Apps, not Artifacts
Last updated: May 20, 2026
A few weeks ago I built myself a workout tracker. It's an iOS shell that wraps a WebView, the component that renders HTML, and had Codex generate the actual tracker inside it. Every time I want a new feature, I ask for one. It updates. I log my lifts.
This is what personal software should feel like in 2026.
When Claude released Artifacts back in June 2024, seriously, I checked, almost two years ago, it was a clear glimpse of the future. But chat apps have barely changed since, even as the models underneath got wildly more capable. Codex and Opus now write real software with minimal hand-holding.
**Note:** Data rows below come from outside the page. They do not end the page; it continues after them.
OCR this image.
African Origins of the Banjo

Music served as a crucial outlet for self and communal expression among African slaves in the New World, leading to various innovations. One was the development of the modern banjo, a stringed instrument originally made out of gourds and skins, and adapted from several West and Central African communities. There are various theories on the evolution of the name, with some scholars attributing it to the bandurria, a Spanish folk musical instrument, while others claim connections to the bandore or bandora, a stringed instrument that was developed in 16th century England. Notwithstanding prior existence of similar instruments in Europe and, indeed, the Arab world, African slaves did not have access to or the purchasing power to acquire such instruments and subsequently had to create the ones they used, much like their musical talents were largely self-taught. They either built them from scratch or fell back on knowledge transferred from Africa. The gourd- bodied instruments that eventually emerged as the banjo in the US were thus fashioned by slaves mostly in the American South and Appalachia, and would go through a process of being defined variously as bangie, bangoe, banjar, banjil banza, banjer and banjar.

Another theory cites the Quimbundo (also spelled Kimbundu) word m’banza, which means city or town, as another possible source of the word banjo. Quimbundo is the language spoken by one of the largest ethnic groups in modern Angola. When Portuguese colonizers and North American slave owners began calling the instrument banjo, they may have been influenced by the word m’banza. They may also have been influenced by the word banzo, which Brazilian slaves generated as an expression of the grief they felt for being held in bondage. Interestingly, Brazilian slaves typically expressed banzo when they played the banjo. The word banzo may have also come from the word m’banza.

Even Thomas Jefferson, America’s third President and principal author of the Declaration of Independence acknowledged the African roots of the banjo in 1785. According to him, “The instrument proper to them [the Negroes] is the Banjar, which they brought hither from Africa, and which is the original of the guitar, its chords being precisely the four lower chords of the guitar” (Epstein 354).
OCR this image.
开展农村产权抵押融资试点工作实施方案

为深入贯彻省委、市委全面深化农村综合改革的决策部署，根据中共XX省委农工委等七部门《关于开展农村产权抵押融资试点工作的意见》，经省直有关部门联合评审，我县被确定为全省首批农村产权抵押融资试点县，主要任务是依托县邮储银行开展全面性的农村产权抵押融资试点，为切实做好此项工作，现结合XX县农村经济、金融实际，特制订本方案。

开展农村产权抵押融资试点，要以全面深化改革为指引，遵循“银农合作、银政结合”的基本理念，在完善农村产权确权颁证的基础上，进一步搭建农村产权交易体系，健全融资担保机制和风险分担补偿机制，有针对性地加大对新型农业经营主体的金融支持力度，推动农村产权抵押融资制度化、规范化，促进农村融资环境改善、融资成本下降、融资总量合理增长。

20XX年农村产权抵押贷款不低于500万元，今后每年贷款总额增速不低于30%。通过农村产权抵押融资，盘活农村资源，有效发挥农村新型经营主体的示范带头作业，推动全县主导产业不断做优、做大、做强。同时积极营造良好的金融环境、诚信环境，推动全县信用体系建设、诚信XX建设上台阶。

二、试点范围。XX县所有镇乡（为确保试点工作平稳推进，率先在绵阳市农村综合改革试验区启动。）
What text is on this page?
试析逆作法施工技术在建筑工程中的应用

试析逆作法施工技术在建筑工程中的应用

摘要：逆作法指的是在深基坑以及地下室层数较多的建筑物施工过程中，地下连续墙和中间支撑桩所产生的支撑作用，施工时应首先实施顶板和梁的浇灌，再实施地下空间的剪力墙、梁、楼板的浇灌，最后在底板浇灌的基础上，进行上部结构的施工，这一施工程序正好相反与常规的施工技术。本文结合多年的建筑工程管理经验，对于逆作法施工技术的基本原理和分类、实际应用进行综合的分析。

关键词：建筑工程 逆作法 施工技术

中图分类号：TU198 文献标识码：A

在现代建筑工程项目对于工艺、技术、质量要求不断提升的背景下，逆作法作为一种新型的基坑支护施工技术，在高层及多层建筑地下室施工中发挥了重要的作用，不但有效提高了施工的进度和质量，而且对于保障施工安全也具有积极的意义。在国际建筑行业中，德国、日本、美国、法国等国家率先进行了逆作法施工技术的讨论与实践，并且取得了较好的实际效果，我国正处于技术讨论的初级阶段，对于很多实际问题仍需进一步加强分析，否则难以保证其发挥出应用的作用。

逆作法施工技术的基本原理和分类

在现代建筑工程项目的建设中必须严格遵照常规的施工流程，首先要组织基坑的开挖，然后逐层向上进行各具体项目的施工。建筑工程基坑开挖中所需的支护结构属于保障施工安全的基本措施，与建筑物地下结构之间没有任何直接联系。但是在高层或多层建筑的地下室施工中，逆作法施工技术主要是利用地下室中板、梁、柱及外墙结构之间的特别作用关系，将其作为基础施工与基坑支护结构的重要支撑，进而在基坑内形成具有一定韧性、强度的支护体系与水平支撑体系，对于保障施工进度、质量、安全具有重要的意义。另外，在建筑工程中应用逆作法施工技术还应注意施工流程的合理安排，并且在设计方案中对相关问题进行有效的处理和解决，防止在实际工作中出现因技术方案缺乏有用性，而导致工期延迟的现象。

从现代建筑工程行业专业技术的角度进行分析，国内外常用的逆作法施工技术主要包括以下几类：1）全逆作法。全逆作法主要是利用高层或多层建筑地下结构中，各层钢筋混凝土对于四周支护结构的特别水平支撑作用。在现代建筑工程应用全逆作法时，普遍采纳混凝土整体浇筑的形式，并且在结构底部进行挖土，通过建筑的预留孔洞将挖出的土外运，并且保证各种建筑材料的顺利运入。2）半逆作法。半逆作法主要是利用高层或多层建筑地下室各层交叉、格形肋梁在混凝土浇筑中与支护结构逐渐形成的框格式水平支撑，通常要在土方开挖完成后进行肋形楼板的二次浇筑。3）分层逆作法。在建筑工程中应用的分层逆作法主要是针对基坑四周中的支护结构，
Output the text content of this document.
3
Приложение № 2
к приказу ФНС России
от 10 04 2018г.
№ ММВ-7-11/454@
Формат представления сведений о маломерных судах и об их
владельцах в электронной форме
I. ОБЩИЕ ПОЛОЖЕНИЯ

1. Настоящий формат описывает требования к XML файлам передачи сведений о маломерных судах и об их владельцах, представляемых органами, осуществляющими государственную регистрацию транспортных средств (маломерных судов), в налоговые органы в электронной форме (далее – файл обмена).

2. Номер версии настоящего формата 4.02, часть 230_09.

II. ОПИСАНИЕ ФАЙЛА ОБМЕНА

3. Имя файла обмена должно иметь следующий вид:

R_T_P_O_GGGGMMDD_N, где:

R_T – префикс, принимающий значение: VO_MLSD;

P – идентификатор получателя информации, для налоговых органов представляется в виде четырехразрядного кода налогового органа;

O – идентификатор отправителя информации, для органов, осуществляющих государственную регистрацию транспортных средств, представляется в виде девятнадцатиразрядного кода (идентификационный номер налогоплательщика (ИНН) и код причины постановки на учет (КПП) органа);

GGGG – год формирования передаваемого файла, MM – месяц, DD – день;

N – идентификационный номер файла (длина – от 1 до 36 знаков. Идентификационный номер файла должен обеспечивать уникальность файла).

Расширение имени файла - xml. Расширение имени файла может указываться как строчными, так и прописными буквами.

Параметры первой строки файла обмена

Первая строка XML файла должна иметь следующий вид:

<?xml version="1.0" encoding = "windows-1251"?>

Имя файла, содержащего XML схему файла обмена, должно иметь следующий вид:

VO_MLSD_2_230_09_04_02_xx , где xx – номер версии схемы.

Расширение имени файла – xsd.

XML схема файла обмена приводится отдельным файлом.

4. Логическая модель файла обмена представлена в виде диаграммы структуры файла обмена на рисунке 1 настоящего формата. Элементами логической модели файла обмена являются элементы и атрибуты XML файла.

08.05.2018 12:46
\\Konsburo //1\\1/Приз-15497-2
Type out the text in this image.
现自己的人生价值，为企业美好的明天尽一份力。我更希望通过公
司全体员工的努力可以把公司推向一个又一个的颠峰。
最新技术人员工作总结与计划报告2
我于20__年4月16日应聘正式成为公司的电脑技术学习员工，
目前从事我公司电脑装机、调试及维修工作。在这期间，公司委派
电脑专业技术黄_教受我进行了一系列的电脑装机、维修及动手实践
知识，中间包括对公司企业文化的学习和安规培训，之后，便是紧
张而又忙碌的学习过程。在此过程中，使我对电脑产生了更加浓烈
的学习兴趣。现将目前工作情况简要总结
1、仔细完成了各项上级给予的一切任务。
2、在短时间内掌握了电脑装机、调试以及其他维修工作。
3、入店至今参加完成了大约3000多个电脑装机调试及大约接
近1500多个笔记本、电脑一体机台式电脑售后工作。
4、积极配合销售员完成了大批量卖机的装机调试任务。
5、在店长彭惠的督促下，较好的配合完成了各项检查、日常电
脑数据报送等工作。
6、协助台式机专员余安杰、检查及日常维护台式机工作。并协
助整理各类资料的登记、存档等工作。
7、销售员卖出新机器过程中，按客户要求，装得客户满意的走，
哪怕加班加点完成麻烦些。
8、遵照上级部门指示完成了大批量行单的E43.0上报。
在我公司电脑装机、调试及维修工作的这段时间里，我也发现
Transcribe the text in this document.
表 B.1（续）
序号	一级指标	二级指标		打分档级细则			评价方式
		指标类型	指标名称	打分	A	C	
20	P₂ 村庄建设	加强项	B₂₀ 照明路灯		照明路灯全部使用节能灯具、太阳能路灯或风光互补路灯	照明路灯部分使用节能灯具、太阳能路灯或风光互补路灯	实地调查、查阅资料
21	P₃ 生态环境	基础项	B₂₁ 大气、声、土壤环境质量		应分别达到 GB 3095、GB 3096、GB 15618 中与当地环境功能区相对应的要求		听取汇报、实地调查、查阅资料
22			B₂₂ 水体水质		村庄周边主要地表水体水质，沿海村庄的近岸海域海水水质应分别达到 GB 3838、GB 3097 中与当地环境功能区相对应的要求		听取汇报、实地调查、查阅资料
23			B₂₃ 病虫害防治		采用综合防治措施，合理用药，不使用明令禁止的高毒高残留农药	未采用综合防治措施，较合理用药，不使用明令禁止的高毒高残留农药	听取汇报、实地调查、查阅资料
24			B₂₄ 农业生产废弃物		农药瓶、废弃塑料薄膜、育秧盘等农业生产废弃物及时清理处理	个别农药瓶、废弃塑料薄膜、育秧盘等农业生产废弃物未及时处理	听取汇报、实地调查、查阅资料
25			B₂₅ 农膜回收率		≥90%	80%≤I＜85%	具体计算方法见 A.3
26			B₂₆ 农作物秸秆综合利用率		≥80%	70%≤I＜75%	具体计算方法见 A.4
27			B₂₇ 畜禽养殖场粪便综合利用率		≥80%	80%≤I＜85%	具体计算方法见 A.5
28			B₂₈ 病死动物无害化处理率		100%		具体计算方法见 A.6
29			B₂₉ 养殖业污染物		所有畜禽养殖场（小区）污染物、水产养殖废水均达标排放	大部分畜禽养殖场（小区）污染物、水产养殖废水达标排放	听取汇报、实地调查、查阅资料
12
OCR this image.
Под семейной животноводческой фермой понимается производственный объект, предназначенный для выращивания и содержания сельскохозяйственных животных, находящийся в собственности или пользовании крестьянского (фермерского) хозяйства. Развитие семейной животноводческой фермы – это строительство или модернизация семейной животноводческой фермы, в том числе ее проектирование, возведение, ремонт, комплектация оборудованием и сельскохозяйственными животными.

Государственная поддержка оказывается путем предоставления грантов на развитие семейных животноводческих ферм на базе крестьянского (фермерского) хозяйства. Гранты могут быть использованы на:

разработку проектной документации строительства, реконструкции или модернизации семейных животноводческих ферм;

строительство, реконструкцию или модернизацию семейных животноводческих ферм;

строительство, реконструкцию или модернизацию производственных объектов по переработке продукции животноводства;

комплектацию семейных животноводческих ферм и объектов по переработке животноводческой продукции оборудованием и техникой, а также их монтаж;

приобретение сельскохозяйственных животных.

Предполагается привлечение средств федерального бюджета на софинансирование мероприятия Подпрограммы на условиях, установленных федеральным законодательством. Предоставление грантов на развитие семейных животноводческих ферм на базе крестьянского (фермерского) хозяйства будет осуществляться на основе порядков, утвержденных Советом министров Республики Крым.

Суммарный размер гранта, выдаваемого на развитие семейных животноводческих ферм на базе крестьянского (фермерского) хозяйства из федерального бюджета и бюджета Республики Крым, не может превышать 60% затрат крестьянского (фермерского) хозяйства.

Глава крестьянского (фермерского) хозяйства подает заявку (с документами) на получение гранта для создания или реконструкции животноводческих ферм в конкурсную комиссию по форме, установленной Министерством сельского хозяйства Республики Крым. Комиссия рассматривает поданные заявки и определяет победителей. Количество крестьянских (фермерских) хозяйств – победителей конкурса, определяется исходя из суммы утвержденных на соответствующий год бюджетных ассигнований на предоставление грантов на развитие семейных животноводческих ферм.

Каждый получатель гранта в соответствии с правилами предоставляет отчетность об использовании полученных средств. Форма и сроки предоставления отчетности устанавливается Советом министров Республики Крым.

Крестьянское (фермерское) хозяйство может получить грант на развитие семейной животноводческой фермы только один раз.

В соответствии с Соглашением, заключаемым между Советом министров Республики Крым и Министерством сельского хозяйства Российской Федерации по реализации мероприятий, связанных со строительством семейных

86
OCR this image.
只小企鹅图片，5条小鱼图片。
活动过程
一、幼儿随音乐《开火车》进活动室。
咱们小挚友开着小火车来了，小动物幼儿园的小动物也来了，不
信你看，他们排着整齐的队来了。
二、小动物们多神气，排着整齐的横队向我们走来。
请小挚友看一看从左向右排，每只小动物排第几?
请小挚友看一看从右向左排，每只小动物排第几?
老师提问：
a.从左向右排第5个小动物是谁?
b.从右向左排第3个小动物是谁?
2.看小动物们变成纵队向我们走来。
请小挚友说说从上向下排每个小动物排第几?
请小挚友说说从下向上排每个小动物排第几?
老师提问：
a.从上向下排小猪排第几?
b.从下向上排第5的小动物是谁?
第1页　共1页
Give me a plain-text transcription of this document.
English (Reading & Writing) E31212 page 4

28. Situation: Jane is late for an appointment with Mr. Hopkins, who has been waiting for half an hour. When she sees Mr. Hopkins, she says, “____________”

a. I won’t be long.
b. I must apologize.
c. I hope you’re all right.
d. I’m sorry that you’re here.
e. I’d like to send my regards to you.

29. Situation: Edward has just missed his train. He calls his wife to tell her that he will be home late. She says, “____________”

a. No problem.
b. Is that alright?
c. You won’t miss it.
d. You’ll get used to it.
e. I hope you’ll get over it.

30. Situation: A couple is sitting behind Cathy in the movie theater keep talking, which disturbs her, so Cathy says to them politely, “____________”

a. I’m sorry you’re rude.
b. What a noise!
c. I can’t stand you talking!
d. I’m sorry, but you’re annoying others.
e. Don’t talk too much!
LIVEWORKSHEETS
The interface hasn't caught up.
Here's what the next version of ChatGPT, or Claude, needs:
- Long Running Chats - Compaction and filesystem access make the multi-chat experience feel increasingly obsolete. If models can store scripts, memories, files, and state, then a chat should be closer to a persistent workspace than a disposable thread.
- Apps not Artifacts - Artifacts have no storage and aren't dynamic. Drop a storage layer underneath them, SQLite in the filesystem works fine, and suddenly an app remembers what you did last time, and can be updated without losing state.
- Dynamic Sharing - When I send my workout tracker to a friend, they should get the live version without me redeploying anything. Sharing should work more like syncing a Notion page than shipping software.
Once those three things exist, the ceiling on personal software goes way up. A travel agent surprises me with vacations. A health optimizer that tells me what to do. A finance bot that invests for me. None of these need to ship through the App Store. They need HTML, a model, and a little memory. The phone stops being a grid of apps.
The next iPhone will just be a physical ChatGPT wrapper.